بسم الله الرحمن الرحيم
Ada hal menarik yang perlu kita bahas dalam tulisan ini. Masalahnya mungkin bisa dibilang sepele. Namun jangan disepelekan setiap masalah. Karena makin memperparah masalah bila masalah itu dianggap sepele.
Mengaji kitab kuning didayah tidak sama seperti membaca buku. Kalau hukum dibaca lewat buku maka mudah saja. Bahkan orang bisa bilang: “buat apa belajar lama-lama didayah, kan hukum bisa langsung belajar pada buku bukan pada kitab kuning?.”
Pertanyaan yang sangat simple. Namun jawabannya perlu tinggal lama didayah. Tidak bisa saya uraikan didalam tulisan ini. Kenapa saya bilang demikian?. Karena hidup lama didayah itu bukan hanya untuk belajar hukum. Jauh dari itu, juga belajar memperbaiki akhlak yang ada dalam tubuh manusia.
Kalau Cuma membaca buku tidak meresap seperti meresapnya membaca kitab. Hati kita tidak begitu tentram dengan membaca buku. Namun membaca kitab punya nilai tambah yang tidak didapatkan dari membaca buku.

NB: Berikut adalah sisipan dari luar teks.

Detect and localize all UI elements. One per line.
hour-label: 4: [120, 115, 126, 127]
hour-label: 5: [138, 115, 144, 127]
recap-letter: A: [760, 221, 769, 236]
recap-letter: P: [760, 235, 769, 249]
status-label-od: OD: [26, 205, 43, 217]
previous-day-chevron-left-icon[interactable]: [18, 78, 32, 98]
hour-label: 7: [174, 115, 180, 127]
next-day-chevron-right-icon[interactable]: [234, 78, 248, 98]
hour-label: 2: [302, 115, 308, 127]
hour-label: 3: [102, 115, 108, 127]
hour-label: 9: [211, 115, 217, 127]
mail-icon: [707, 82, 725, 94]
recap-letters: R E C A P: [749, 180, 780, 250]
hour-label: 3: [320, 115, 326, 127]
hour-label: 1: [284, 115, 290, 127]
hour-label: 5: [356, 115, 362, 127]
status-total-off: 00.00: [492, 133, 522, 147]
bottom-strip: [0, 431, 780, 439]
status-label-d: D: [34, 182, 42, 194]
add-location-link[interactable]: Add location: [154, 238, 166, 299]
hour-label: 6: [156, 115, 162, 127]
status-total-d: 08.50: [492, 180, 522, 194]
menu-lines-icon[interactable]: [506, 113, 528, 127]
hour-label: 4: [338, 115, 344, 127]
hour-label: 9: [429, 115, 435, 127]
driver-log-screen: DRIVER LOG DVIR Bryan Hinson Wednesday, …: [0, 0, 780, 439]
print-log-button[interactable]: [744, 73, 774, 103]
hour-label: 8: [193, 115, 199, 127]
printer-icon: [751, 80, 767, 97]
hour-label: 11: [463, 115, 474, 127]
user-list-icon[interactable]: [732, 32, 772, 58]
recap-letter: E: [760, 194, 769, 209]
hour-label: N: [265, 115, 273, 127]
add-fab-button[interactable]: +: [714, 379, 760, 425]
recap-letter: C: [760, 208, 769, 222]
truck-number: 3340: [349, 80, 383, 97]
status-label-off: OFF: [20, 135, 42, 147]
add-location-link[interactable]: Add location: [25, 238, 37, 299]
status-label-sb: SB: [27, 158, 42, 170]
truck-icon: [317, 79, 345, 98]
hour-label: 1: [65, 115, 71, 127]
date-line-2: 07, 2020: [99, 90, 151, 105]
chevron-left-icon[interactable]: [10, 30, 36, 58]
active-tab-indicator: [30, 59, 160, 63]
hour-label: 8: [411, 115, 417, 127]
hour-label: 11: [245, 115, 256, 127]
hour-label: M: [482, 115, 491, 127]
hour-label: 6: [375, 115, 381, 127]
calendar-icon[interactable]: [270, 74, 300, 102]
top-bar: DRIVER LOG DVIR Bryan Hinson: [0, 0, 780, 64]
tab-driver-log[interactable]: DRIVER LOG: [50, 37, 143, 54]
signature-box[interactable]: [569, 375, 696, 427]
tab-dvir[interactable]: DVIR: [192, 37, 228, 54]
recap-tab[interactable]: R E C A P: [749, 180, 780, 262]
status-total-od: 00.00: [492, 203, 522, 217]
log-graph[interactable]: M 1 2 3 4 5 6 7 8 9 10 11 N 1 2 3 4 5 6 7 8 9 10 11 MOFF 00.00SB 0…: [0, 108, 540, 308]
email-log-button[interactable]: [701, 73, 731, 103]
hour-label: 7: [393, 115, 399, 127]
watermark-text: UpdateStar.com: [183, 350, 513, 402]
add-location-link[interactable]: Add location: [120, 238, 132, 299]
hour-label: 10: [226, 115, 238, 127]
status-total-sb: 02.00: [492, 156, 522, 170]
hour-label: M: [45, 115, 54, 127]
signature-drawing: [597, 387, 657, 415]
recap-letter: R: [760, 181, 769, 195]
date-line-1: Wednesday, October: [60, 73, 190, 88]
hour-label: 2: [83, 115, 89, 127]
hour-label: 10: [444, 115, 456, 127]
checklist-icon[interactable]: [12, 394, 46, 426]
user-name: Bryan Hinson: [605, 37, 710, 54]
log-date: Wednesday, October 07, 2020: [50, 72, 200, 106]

Lihat saja, kitab kuning dimulai dengan Basmallah dan puji syukur kepada Tuhan serta selawat salam kepada Nabi. Kemudian ditutupi dengan mengucapkan selawat salam kepada Nabi diakhir sebuah kitab. Apakah dibuku ada seperti itu?.
Sebenarnya ulama dahulu menulis kitab masih mengikuti yang diperintahkan oleh Nabi. Menulis kitab dengan keikhlasan bukan untuk arena komersil ilmu. Kepada Allahlah kita minta pertolongan dan kepada Allahlah kita Kembali.

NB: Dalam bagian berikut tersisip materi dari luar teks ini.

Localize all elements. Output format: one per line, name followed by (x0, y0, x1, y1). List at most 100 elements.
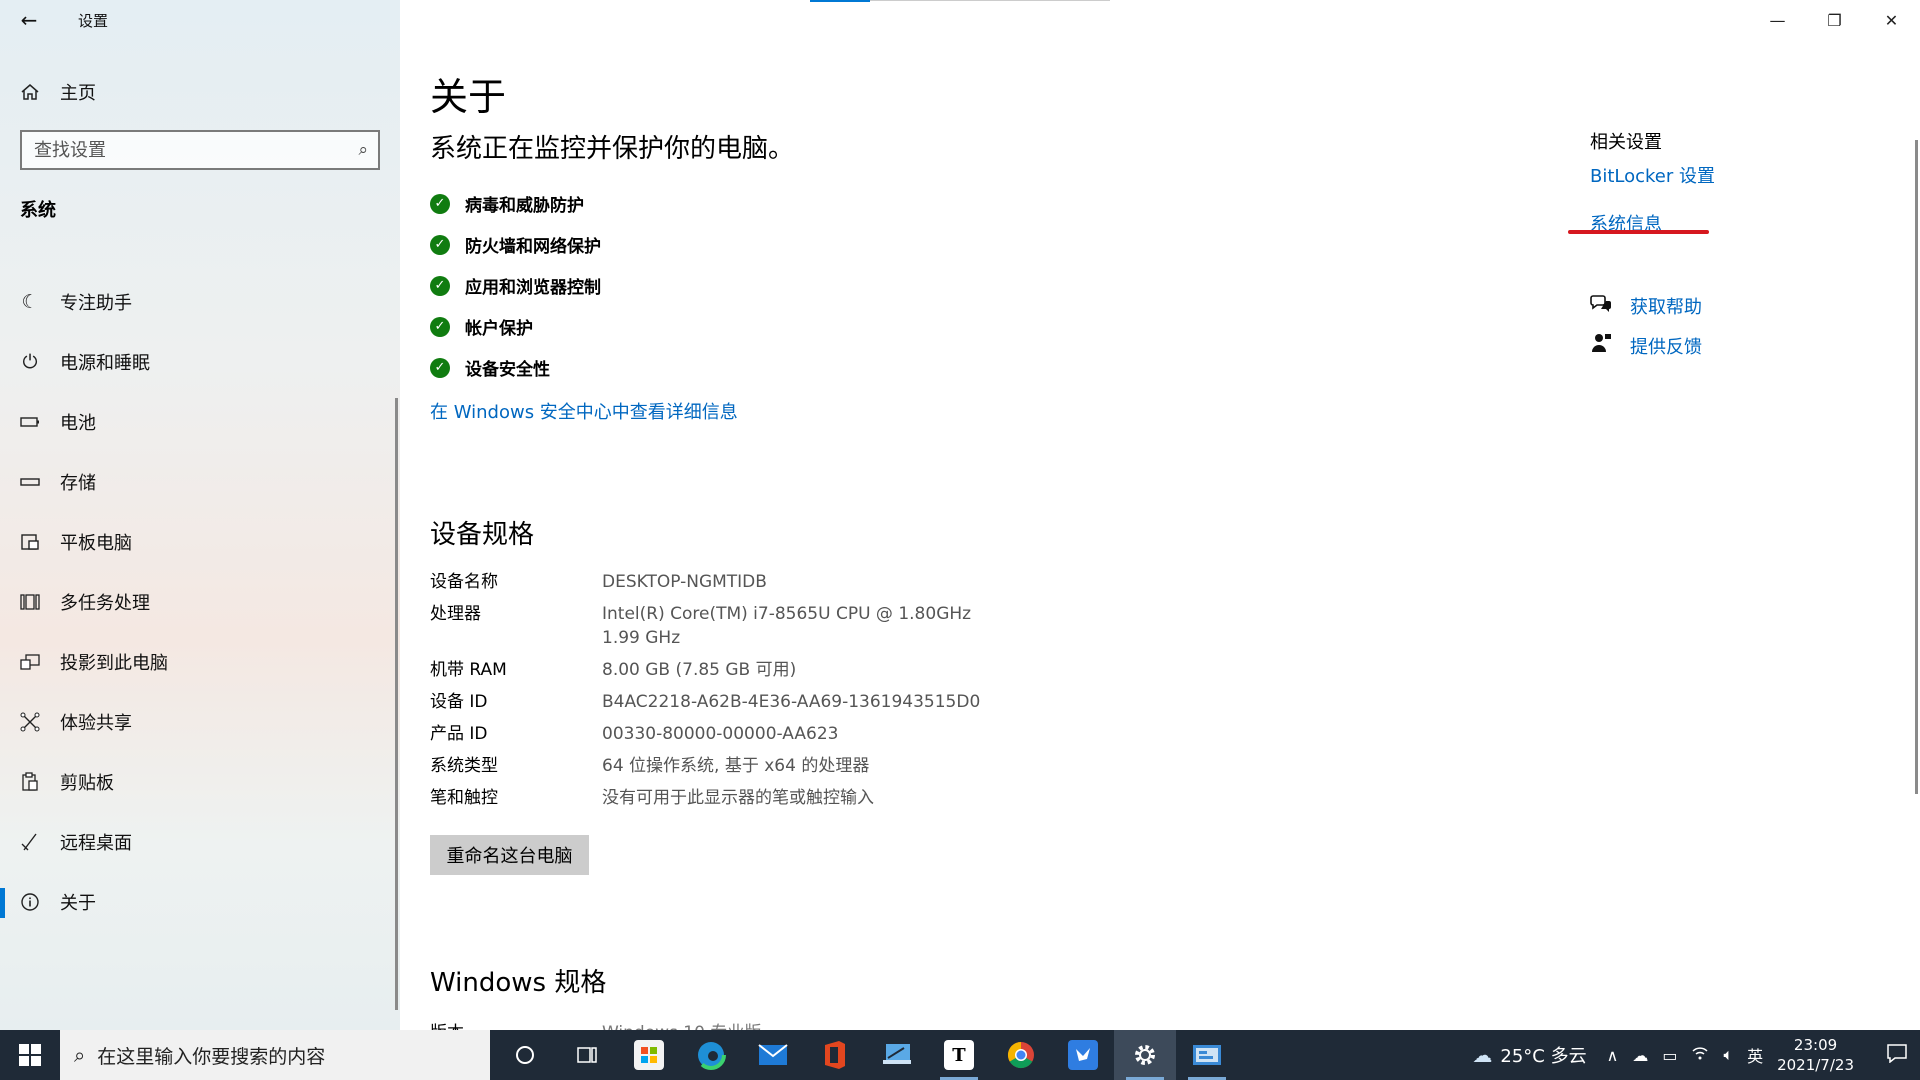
sidebar-item-label: 主页 (60, 83, 96, 104)
titlebar-left: ← 设置 (0, 0, 108, 40)
top-tab-line (870, 0, 1110, 1)
project-icon (0, 652, 60, 672)
get-help-row[interactable]: 获取帮助 (1590, 293, 1702, 319)
sidebar-item-about[interactable]: 关于 (0, 872, 400, 932)
restore-button[interactable]: ❐ (1806, 0, 1863, 40)
store-icon[interactable] (618, 1030, 680, 1080)
clock[interactable]: 23:09 2021/7/23 (1777, 1035, 1854, 1075)
check-circle-icon: ✓ (430, 357, 450, 378)
device-specs-heading: 设备规格 (430, 520, 535, 550)
sidebar-item-label: 投影到此电脑 (60, 653, 168, 674)
taskbar-search-box[interactable]: ⌕ 在这里输入你要搜索的内容 (60, 1030, 490, 1080)
top-tab-indicator (810, 0, 870, 2)
clock-date: 2021/7/23 (1777, 1056, 1854, 1074)
spec-value: B4AC2218-A62B-4E36-AA69-1361943515D0 (602, 692, 981, 712)
battery-icon (0, 416, 60, 428)
back-button[interactable]: ← (0, 0, 58, 40)
sidebar-item-home[interactable]: 主页 (0, 72, 400, 112)
feedback-row[interactable]: 提供反馈 (1590, 332, 1702, 359)
notification-center-icon[interactable] (1874, 1043, 1920, 1068)
ime-indicator[interactable]: 英 (1747, 1043, 1763, 1067)
check-circle-icon: ✓ (430, 193, 450, 214)
security-item-label: 应用和浏览器控制 (465, 278, 601, 298)
sidebar-item-label: 剪贴板 (60, 773, 114, 794)
power-icon: ⏻ (22, 351, 38, 373)
spec-key: 处理器 (430, 604, 481, 624)
sidebar-item-remote-desktop[interactable]: 远程桌面 (0, 812, 400, 872)
tablet-icon (0, 532, 60, 552)
battery-icon[interactable]: ▭ (1662, 1046, 1677, 1065)
sidebar-scrollbar[interactable] (395, 398, 398, 1010)
security-center-link[interactable]: 在 Windows 安全中心中查看详细信息 (430, 398, 738, 424)
feishu-app-icon[interactable] (1052, 1030, 1114, 1080)
spec-key: 设备 ID (430, 692, 488, 712)
sidebar-item-multitasking[interactable]: 多任务处理 (0, 572, 400, 632)
spec-value: 8.00 GB (7.85 GB 可用) (602, 660, 797, 680)
volume-icon[interactable]: 🔈︎ (1723, 1045, 1733, 1065)
check-circle-icon: ✓ (430, 234, 450, 255)
windows-logo-icon (19, 1044, 41, 1066)
spec-value: 00330-80000-00000-AA623 (602, 724, 839, 744)
protection-heading: 系统正在监控并保护你的电脑。 (430, 134, 795, 164)
search-icon[interactable]: ⌕ (358, 140, 368, 160)
onedrive-icon[interactable]: ☁ (1632, 1046, 1648, 1065)
spec-row-edition: 版本 Windows 10 专业版 (430, 1018, 1002, 1030)
close-button[interactable]: ✕ (1863, 0, 1920, 40)
info-icon (0, 892, 60, 912)
minimize-button[interactable]: — (1749, 0, 1806, 40)
feishu-tile (1068, 1040, 1098, 1070)
feedback-label: 提供反馈 (1630, 336, 1702, 358)
control-panel-icon[interactable] (1176, 1030, 1238, 1080)
taskbar: ⌕ 在这里输入你要搜索的内容 T ☁ 25°C 多云 ∧ ☁ ▭ 🔈︎ 英 23… (0, 1030, 1920, 1080)
security-item: ✓ 应用和浏览器控制 (430, 265, 601, 306)
wifi-icon[interactable] (1691, 1045, 1709, 1065)
edge-browser-icon[interactable] (680, 1030, 742, 1080)
share-icon (0, 712, 60, 732)
security-item-label: 设备安全性 (465, 360, 550, 380)
spec-row-ram: 机带 RAM 8.00 GB (7.85 GB 可用) (430, 658, 1050, 682)
sidebar-item-tablet[interactable]: 平板电脑 (0, 512, 400, 572)
sidebar-item-focus-assist[interactable]: ☾ 专注助手 (0, 272, 400, 332)
restore-icon: ❐ (1827, 10, 1842, 30)
sidebar-item-label: 电池 (60, 413, 96, 434)
window-controls: — ❐ ✕ (1749, 0, 1920, 40)
sidebar-item-shared-experiences[interactable]: 体验共享 (0, 692, 400, 752)
sidebar-item-battery[interactable]: 电池 (0, 392, 400, 452)
check-circle-icon: ✓ (430, 275, 450, 296)
rename-pc-button[interactable]: 重命名这台电脑 (430, 835, 589, 875)
main-scrollbar[interactable] (1915, 140, 1918, 794)
device-specs-table: 设备名称 DESKTOP-NGMTIDB 处理器 Intel(R) Core(T… (430, 570, 1050, 818)
typora-tile: T (944, 1040, 974, 1070)
sidebar-item-storage[interactable]: 存储 (0, 452, 400, 512)
section-title: 系统 (20, 200, 56, 221)
home-icon (0, 82, 60, 102)
main-content: — ❐ ✕ 关于 系统正在监控并保护你的电脑。 ✓ 病毒和威胁防护 ✓ 防火墙和… (400, 0, 1920, 1030)
weather-widget[interactable]: ☁ 25°C 多云 (1472, 1042, 1586, 1068)
storage-icon (0, 476, 60, 488)
security-item-label: 防火墙和网络保护 (465, 237, 601, 257)
spec-row-pen-touch: 笔和触控 没有可用于此显示器的笔或触控输入 (430, 786, 1050, 810)
mail-icon[interactable] (742, 1030, 804, 1080)
security-item: ✓ 帐户保护 (430, 306, 601, 347)
spec-value: DESKTOP-NGMTIDB (602, 572, 767, 592)
spec-row-device-name: 设备名称 DESKTOP-NGMTIDB (430, 570, 1050, 594)
sidebar-item-project[interactable]: 投影到此电脑 (0, 632, 400, 692)
office-icon[interactable] (804, 1030, 866, 1080)
spec-row-product-id: 产品 ID 00330-80000-00000-AA623 (430, 722, 1050, 746)
search-input[interactable] (34, 139, 334, 161)
typora-app-icon[interactable]: T (928, 1030, 990, 1080)
multitask-icon (0, 592, 60, 612)
sidebar-item-power-sleep[interactable]: ⏻ 电源和睡眠 (0, 332, 400, 392)
remote-desktop-app-icon[interactable] (866, 1030, 928, 1080)
cortana-icon[interactable] (494, 1030, 556, 1080)
security-status-list: ✓ 病毒和威胁防护 ✓ 防火墙和网络保护 ✓ 应用和浏览器控制 ✓ 帐户保护 ✓… (430, 183, 601, 388)
bitlocker-settings-link[interactable]: BitLocker 设置 (1590, 162, 1715, 188)
sidebar-item-clipboard[interactable]: 剪贴板 (0, 752, 400, 812)
settings-app-icon[interactable] (1114, 1030, 1176, 1080)
chevron-up-icon[interactable]: ∧ (1607, 1046, 1619, 1065)
chrome-browser-icon[interactable] (990, 1030, 1052, 1080)
task-view-icon[interactable] (556, 1030, 618, 1080)
sidebar-item-label: 专注助手 (60, 293, 132, 314)
spec-key: 笔和触控 (430, 788, 498, 808)
start-button[interactable] (0, 1030, 60, 1080)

Sedikit saja karangan ulama klasik kita baca. Terbesit indah dihati kita ‘tabarrukan’ artinya; mencari berkah. Sedangkan bila membaca buku tidak terlintas seperti itu. Karena apa?. Buku bukan hanya ditulis oleh orang islam juga buku ditulis oleh orang non muslim.
Disini saya bukan melarang membaca buku!. Jangan salah persepsi nantinya. Baca saja buku; hal ini tidak bermasalah bila tidak menyeret pembaca ke jurang kemungkaran, kenistaan bahkan dapat tersesat dijalan yang salah.
Makanya didayah diwajibkan mempunyai kitab kuning sendiri. Bukan kitab orang lain. Supaya kita dapat membacanya dan dapat mengamalkan langsung isi dari kitab kuning tersebut. Beramal tanpa belajar hanya bernilai kosong. Tidak ada harganya sama sekali.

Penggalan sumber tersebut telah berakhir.